Les opérateurs ont dû s’adapter également et nous avons adapté notre façon de questionner les personnes. Nous devons désormais cibler le risque éventuel de Covid dans chaque appel. Il est primordial de relever cette information lors de l’appel dans le but de la communiquer aux intervenants qui prennent les risques sur le terrain qui peuvent ainsi s’adapter afin de diminuer au maximum le risque de contamination de la chaine des secours. Nous recevons très régulièrement, de nouvelles procédures et des mises à jour régulières.  

Quel a été l'appel le plus difficile que vous avez géré ?

Carole : Il s’agissait d’un appel pour un incendie dans une maison. Le papa est sorti sur le toit avec son bébé d’un an dans les bras. Les flammes atteignaient la toiture et ses pieds étaient en train de bruler. Je suis restée en ligne avec lui jusqu’à l’arrivée des secours. J’ai dû garder mon calme, et le rassurer mais je ne savais rien faire de plus. La gestion fut très difficile. Fort heureusement, les pompiers sont arrivés avec l’échelle et ont pu le secourir avant la catastrophe.

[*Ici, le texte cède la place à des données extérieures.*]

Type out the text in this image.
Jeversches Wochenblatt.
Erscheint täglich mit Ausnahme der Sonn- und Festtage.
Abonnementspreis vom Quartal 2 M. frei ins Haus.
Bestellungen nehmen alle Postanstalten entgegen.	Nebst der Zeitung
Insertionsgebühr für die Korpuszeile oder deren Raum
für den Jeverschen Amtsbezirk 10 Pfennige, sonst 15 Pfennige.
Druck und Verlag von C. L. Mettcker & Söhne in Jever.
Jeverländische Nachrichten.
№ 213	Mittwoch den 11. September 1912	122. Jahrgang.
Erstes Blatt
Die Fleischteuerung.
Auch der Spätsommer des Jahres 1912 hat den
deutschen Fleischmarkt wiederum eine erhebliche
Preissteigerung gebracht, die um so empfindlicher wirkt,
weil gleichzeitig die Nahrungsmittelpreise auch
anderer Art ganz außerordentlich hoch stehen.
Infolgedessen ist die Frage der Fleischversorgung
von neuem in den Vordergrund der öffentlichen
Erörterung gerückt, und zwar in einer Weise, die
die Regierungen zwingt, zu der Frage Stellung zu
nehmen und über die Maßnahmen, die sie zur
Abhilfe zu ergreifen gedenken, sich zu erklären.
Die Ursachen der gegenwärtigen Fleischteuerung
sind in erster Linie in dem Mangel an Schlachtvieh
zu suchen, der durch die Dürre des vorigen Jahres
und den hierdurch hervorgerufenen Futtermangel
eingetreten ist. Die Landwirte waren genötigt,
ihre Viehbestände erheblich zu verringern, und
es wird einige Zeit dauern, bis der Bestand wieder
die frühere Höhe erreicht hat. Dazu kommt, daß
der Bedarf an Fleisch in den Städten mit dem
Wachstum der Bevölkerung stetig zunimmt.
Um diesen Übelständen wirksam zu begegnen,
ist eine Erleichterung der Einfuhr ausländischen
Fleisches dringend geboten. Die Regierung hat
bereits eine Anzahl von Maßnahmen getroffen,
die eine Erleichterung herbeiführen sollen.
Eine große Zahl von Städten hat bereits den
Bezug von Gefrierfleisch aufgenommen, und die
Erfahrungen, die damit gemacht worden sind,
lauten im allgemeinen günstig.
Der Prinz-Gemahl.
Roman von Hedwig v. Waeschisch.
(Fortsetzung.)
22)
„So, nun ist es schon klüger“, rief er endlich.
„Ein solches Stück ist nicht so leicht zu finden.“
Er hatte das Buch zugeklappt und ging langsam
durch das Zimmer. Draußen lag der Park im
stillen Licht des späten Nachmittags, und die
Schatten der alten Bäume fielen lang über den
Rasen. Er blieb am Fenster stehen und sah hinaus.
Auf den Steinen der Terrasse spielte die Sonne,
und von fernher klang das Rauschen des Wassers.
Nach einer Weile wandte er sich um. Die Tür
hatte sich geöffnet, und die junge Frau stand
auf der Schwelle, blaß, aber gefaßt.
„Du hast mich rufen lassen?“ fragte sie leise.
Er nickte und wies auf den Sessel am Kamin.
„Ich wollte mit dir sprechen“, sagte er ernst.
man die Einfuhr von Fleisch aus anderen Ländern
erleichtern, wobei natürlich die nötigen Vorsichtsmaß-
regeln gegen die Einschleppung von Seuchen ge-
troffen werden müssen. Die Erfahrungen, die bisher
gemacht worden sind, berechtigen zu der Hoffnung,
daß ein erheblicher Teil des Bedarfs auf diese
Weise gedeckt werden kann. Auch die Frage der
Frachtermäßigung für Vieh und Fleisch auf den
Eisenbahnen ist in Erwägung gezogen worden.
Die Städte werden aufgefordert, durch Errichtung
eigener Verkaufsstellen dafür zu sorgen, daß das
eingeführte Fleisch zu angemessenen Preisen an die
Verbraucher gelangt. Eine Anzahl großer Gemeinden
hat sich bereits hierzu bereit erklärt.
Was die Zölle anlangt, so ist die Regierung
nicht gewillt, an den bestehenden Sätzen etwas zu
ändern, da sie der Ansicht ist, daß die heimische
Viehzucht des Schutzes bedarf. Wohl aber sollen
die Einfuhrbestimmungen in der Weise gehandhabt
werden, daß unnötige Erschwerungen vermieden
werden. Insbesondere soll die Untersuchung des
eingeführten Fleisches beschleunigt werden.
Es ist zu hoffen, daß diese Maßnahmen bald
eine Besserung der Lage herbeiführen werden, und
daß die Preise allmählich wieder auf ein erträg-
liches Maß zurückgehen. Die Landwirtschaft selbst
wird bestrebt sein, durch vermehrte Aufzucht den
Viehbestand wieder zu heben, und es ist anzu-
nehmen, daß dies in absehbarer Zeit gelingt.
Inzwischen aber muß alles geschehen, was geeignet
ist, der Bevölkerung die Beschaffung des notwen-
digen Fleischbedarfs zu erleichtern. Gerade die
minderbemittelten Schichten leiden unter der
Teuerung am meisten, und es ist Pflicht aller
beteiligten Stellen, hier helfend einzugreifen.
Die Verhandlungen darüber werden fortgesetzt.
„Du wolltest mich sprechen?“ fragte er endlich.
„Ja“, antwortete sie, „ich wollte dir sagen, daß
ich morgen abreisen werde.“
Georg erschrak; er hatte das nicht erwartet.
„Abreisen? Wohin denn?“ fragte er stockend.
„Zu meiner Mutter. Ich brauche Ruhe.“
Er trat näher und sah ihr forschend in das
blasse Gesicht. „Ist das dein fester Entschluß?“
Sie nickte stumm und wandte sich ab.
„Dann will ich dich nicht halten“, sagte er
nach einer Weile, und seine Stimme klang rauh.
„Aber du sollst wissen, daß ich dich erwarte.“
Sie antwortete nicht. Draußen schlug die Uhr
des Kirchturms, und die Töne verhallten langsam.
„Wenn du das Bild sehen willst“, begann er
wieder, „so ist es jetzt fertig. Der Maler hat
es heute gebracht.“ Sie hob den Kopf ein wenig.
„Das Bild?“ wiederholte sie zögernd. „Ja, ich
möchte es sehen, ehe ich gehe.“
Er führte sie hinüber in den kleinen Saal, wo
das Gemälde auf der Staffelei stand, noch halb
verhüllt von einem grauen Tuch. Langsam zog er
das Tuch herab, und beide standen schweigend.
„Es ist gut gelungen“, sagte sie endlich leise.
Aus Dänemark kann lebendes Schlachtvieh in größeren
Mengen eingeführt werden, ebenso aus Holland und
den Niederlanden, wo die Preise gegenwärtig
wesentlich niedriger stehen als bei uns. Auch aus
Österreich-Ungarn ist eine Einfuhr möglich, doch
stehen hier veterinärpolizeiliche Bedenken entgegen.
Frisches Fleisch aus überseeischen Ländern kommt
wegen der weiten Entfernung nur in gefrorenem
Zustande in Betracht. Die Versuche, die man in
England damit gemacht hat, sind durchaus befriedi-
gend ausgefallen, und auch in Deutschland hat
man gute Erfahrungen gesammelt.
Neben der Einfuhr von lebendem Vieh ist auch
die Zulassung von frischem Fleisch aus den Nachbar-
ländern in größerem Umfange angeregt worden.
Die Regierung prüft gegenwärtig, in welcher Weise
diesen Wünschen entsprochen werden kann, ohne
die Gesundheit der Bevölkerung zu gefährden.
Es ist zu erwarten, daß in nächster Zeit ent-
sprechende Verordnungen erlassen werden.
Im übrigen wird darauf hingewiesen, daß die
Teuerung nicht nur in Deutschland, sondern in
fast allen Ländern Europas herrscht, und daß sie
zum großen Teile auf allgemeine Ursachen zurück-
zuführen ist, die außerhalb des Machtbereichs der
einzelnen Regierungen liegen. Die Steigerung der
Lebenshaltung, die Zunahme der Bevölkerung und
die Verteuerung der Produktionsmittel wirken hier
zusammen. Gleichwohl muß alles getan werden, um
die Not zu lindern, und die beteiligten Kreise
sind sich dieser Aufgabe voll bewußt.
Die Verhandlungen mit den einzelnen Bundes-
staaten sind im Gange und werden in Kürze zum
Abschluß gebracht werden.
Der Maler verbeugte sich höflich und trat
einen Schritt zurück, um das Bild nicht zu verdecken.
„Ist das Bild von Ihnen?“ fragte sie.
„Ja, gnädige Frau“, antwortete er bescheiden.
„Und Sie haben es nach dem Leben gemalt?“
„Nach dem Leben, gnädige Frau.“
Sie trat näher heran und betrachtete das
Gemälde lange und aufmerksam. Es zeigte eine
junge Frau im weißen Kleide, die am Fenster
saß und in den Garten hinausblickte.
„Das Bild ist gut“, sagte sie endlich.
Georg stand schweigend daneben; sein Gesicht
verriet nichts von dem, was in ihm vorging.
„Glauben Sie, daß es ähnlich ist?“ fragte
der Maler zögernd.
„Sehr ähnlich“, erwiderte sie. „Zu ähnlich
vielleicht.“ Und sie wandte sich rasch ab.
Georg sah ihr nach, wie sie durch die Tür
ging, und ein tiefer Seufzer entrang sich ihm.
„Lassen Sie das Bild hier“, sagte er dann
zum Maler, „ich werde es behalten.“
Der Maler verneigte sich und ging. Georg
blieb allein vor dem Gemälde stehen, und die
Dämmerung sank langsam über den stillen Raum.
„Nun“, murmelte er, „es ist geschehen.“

Sylvie : Pour ma part, ce sont les appels concernant les enfants. Étant maman de 2 enfants, c'est parfois un peu plus difficile selon la gravité. Il faut essayer de calmer les parents qui sont en perte de compétence et surtout les rassurer afin de pouvoir les aider au mieux grâce aux conseils à l’appelant  que nous mettons en place.

Quelle satisfaction et quelle reconnaissance tirez-vous de votre travail ?

Carole : Après chaque garde, de journée ou de nuit, je rentre chez moi avec le sentiment d’avoir fait un petit quelque chose pour aider et sauver des personnes dans le besoin. C’est plutôt gratifiant et c’est avec cette même envie que j’y retournerai toute ma carrière. Je reçois également régulièrement des marques de soutien de mon entourage qui comprend et admire ce que je fais.

Sylvie : De la satisfaction, surtout quand le patient est pris en charge vers l'hôpital, nous sommes le premier maillon de la chaîne et il est important d'être efficace. Pour ce qui est de la reconnaissance, cela dépend des appelants. Le système étant méconnu du public, il est parfois compliqué de le faire comprendre aux requérants mais nous pouvons compter sur le soutien de notre entourage et il arrive parfois qu'on ait une marque de gratitude de la part des appelants.

Avez-vous des conseils pour les appelants ?

Carole : Il y a avant tout les conseils émis dans les spots publicitaires du www.112.be. Utilisez les moyens mis à disposition comme l’App 112 BE et lorsque vous êtes en ligne avec un opérateur, veillez à être le plus précis possible et appliquez nos conseils en attendant l’arrivée des secours.

Sylvie : Comme le dit Carole, surtout précisez-bien votre localisation. Nous avons besoin d’une adresse complète et correcte pour intervenir le plus rapidement possible. Enfin, gardez votre calme pour répondre aux questions que nous vous posons.